Posted by: Kalender Schultz at November 12, 2008 9:40 PM
Comment #270249

Kalendar, Paulson and Bush are demonstrating what an incredibly true Republicans they are. They are following their original proposal as closely as they possibly can, which was to effect a transfer of wealth from future tax payers to the corporate echelons and shareholders, as fast, and in as vast amounts as possible.

This has a double return for Republicans. Besides the obvious securing of corporate loyalty to their Party, it so dramatically elevates national debt as to make saving Medicare and Social Security virtually impossible. A goal of Republicans from 1994 on has been to end these programs. The shortest political distance from 1994 to ending these programs was an historical and unprecedented growth in the national debt and interest payments on that debt.

It will have the effect on future tax payers of so burdening them that they will have to choose to end Medicare and SS in order to have enough wages for the daily priorities like housing, energy, food, and transportation.

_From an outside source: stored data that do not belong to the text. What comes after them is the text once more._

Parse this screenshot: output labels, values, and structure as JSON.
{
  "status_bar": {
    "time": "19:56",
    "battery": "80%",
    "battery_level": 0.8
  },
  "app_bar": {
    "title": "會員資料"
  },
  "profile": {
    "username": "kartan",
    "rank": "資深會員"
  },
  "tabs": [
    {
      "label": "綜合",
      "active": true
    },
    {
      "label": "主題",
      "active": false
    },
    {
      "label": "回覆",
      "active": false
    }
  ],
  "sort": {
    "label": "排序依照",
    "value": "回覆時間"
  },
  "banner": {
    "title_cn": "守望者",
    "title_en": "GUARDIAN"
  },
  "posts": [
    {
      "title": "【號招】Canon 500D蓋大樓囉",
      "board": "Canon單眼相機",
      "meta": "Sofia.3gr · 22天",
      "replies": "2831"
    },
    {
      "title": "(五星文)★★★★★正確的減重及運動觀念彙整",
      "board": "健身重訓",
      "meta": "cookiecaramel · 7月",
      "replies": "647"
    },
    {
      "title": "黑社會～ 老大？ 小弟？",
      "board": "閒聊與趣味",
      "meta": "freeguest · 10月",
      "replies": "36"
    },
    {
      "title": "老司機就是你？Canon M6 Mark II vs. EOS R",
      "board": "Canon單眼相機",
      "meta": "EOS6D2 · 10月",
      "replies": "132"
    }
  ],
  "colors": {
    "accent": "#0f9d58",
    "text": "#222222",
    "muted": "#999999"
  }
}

And where are Democrats in all this? Befuddled and confused, awaiting their leader Obama to point the way.

Posted by: David R. Remer at November 13, 2008 9:22 AM
Comment #270269

Befuddled and confused, waiting for the Messiah?

And the meek shall inherit the world.

do do do do do do do do do do do do

Posted by: jlw at November 13, 2008 1:31 PM
Comment #270281

We’re still in the Bush administration, in case people are confused about that, and Neel Kashkari is the person most responsible for what happens in the bailout. I also wasn’t aware that we are in a “depression”, so I guess the older generation were lying about how tough that was.

Any member of the USHOR who votes to bailout GM should be sentenced to community service, preferably cleaning public lavatories without a brush.